The second treatment is a marinade. A marinade includes similar ingredients, but also has a liquid (water, wine, vinegar, olive oil) or some combination of the two. An acidic marinade breaks down the tougher structures in the meat, but can also make the meat mushy. In general, I would use a dry rub unless you believe your combination of cut, size and cooking time (see below) will not be sufficient to produce an appetizing roast.
# 4. Warming the meat:
Meat should be brought to room temperature before roasting. This allows the roast to cook more evenly. Otherwise the outside can be done before the inside is even finished.
# 5. Browning the meat:
This is an optional step, but if you are cooking the roast low and slow (temperatures of 200 to 230 degrees) it is very important for both flavour and for killing any bacteria on the outside of the roast. If you are cooking the meat at high temperature, the oven will do this for you. To brown the meat, lightly coat the bottom of a frying pan with an oil with a high smoke point (light olive or safflower oil is good). Put your burner on maximum and heat the oil until it is almost smoking. Place the roast in the pan. It will immediately stick to the bottom. When it stops sticking, rotate it and repeat. Continue until all sides have a golden brown colour (not just grey).

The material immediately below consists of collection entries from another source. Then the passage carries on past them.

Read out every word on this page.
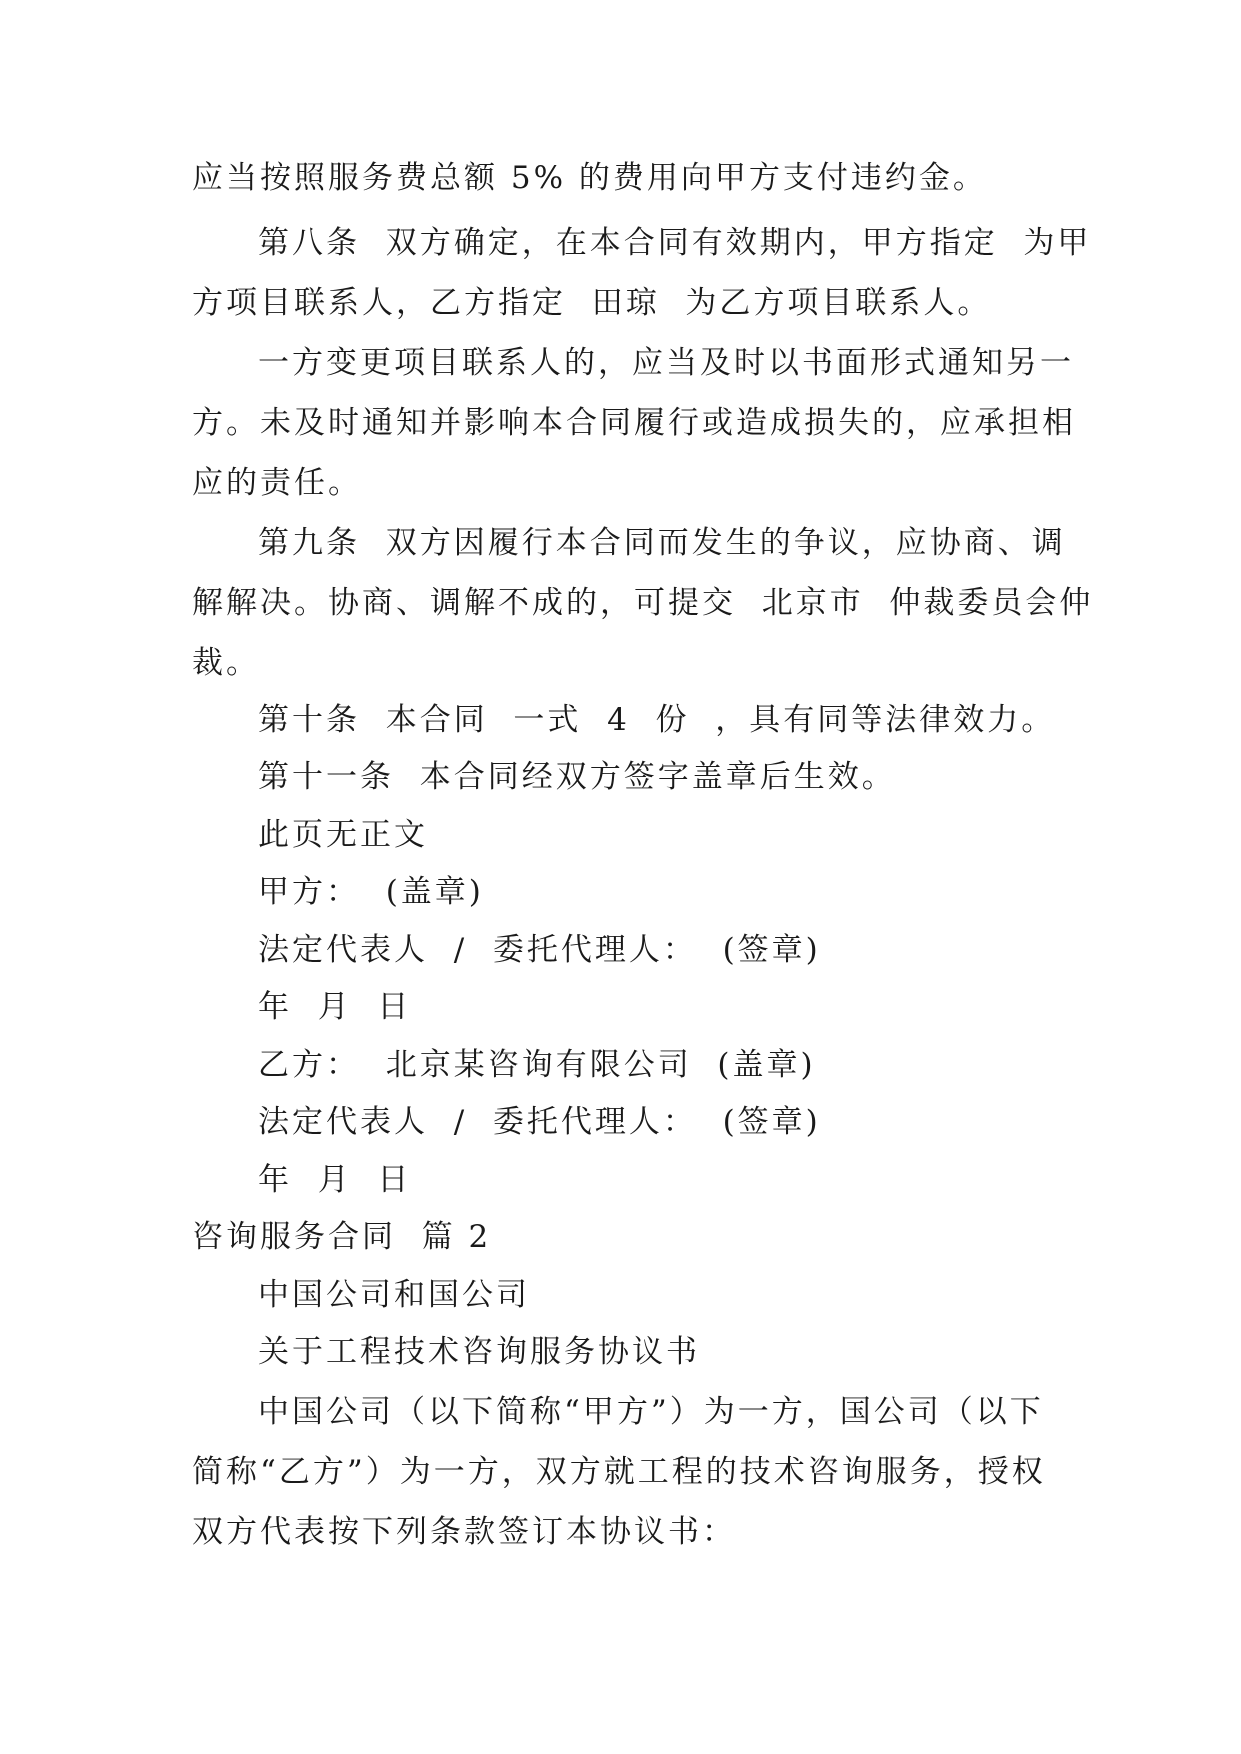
应当按照服务费总额 5% 的费用向甲方支付违约金。
第八条  双方确定，在本合同有效期内，甲方指定  为甲
方项目联系人，乙方指定  田琼  为乙方项目联系人。
一方变更项目联系人的，应当及时以书面形式通知另一
方。未及时通知并影响本合同履行或造成损失的，应承担相
应的责任。
第九条  双方因履行本合同而发生的争议，应协商、调
解解决。协商、调解不成的，可提交  北京市  仲裁委员会仲
裁。
第十条  本合同  一式  4  份  ，具有同等法律效力。
第十一条  本合同经双方签字盖章后生效。
此页无正文
甲方：  (盖章)
法定代表人  /  委托代理人：  (签章)
年  月  日
乙方：  北京某咨询有限公司  (盖章)
法定代表人  /  委托代理人：  (签章)
年  月  日
咨询服务合同  篇 2
中国公司和国公司
关于工程技术咨询服务协议书
中国公司（以下简称“甲方”）为一方，国公司（以下
简称“乙方”）为一方，双方就工程的技术咨询服务，授权
双方代表按下列条款签订本协议书：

Browning turns complicated molecules in the meat into simple chemicals our noses can pick up, and greatly improves the flavour of the meat. Note: some people brown meat by putting it in the oven at a high temperature and reducing afterwards (the oven does the browning) but I don't know how long this takes so I cannot recommend it.
# 6. Cooking the meat:
Unless you have a very lean cut of beef (e.g. standing rib), are in a hurry, or have a really small roast I recommend a cooking temperature of 200-225 degrees, depending on the fattiness of the meat (the more fat, the lower the temperature). Stick a good meat thermometer into the centre of the roast.
# 7. Lettting the meat stand:
When the meat reaches 135 degrees, remove the roast from the oven, wrap in foil, and let stand for 20 minutes. This evenly distributes the heat around the roast and completes the cooking of the centre. This will result in a final temperature of 145 degrees, or rare. If you're going to the trouble of cooking a beautiful roast, you might as well eat it when it is still juicy.
Note: if you have people who prefer both rare and more done meat at your table, cut it in half before you foil it and return the unfoiled half to the oven for overcooking.